Han Bo, Obradovic Zoran, Hu Zhang-Zhi, Wu Cathy H, Vucetic Slobodan
Center for Information Science and Technology, Temple University, Philadelphia, PA 19122, USA.
Bioinformatics. 2006 Sep 1;22(17):2136-42. doi: 10.1093/bioinformatics/btl350. Epub 2006 Jul 12.
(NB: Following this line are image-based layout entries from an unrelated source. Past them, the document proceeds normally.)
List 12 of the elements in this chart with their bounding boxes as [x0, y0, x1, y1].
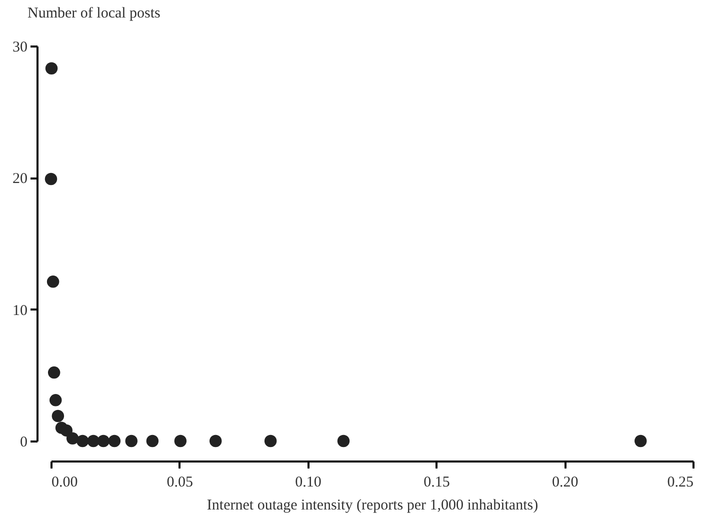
y-tick-label: 20 [12, 171, 28, 188]
y-tick-label: 30 [12, 40, 28, 56]
x-tick-label: 0.15 [424, 474, 450, 490]
x-axis-title: Internet outage intensity (reports per 1,000 inhabitants) [206, 498, 538, 514]
y-tick-label: 0 [20, 434, 28, 450]
y-tick-label: 10 [12, 302, 28, 319]
x-tick-label: 0.00 [52, 474, 78, 490]
x-tick-label: 0.05 [166, 474, 194, 490]
y-axis-title: Number of local posts [28, 6, 161, 22]
x-tick-label: 0.10 [295, 474, 322, 490]
x-tick-label: 0.20 [552, 474, 578, 490]
x-tick-label: 0.25 [667, 474, 694, 490]
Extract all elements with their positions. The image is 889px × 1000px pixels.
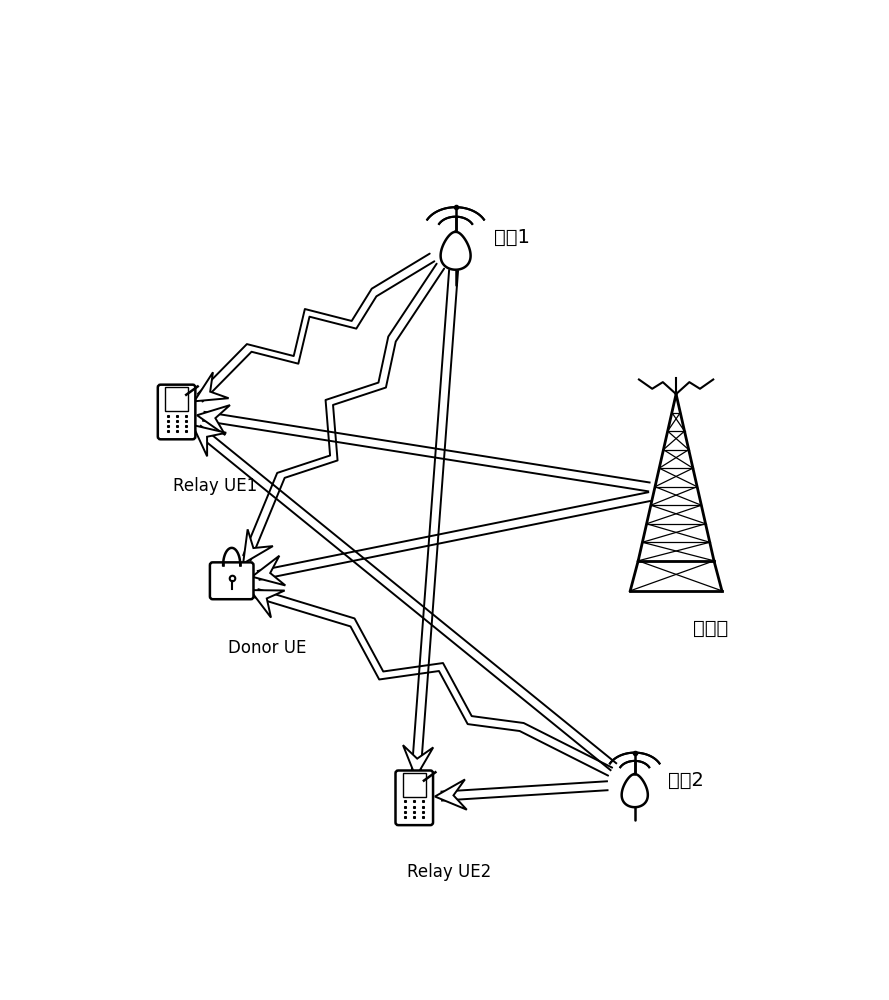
FancyBboxPatch shape bbox=[158, 385, 196, 439]
Text: 宏基站: 宏基站 bbox=[693, 619, 729, 638]
Text: Relay UE2: Relay UE2 bbox=[407, 863, 492, 881]
FancyBboxPatch shape bbox=[210, 562, 253, 599]
Polygon shape bbox=[621, 774, 648, 807]
Polygon shape bbox=[441, 232, 470, 270]
Text: 中继2: 中继2 bbox=[668, 771, 704, 790]
Polygon shape bbox=[197, 405, 230, 435]
Polygon shape bbox=[250, 590, 284, 618]
Bar bbox=[165, 387, 188, 411]
Polygon shape bbox=[193, 425, 226, 456]
FancyBboxPatch shape bbox=[396, 770, 433, 825]
Polygon shape bbox=[252, 556, 285, 585]
Polygon shape bbox=[243, 529, 273, 564]
Text: Relay UE1: Relay UE1 bbox=[173, 477, 258, 495]
Text: Donor UE: Donor UE bbox=[228, 639, 307, 657]
Bar bbox=[403, 773, 426, 797]
Polygon shape bbox=[195, 372, 228, 401]
Polygon shape bbox=[403, 745, 433, 777]
Text: 中继1: 中继1 bbox=[493, 228, 529, 247]
Polygon shape bbox=[435, 779, 467, 810]
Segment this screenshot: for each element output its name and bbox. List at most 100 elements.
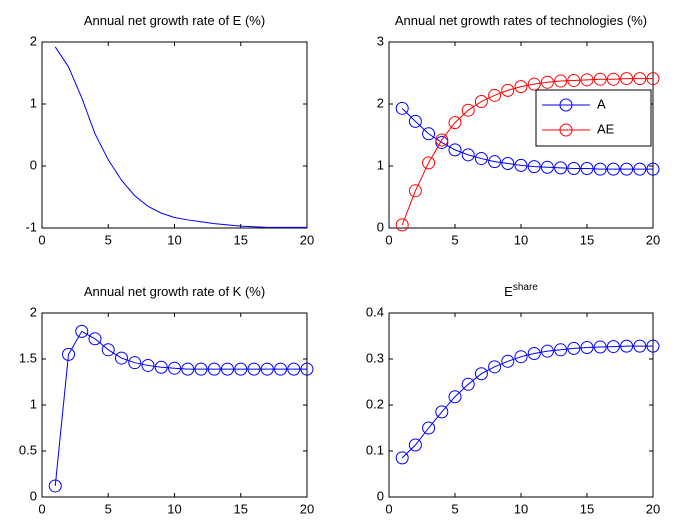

Attribute selection is a critical step in development of document classification systems. As a standard practice, words are stemmed and the most informative ones are used as attributes in classification. Owing to high complexity of biomedical terminology, general-purpose stemming algorithms are often conservative and could also remove informative stems. This can lead to accuracy reduction, especially when the number of labeled documents is small. To address this issue, we propose an algorithm that omits stemming and, instead, uses the most discriminative substrings as attributes.
The approach was tested on five annotated sets of abstracts from iProLINK that report on the experimental evidence about five types of protein post-translational modifications. The experiments showed that Naive Bayes and support vector machine classifiers perform consistently better [with area under the ROC curve (AUC) accuracy in range 0.92-0.97] when using the proposed attribute selection than when using attributes obtained by the Porter stemmer algorithm (AUC in 0.86-0.93 range). The proposed approach is particularly useful when labeled datasets are small.
属性选择是文档分类系统开发中的关键步骤。作为一种标准做法,词干提取后,最具信息性的词干用作分类中的属性。由于生物医学术语的高度复杂性,通用词干提取算法往往较为保守,还可能去除有信息价值的词干。这可能导致准确率降低,尤其是在标记文档数量较少时。为解决此问题,我们提出一种算法,该算法省略词干提取,而是使用最具区分性的子串作为属性。
该方法在来自iProLINK的五个带注释的摘要集上进行了测试,这些摘要报告了关于五种蛋白质翻译后修饰类型的实验证据。实验表明,与使用波特词干提取算法获得的属性时相比,使用所提出的属性选择时,朴素贝叶斯和支持向量机分类器的表现始终更好[ROC曲线下面积(AUC)准确率在0.92 - 0.97范围内],而使用波特词干提取算法时AUC在0.86 - 0.93范围内。当标记数据集较小时,所提出的方法特别有用。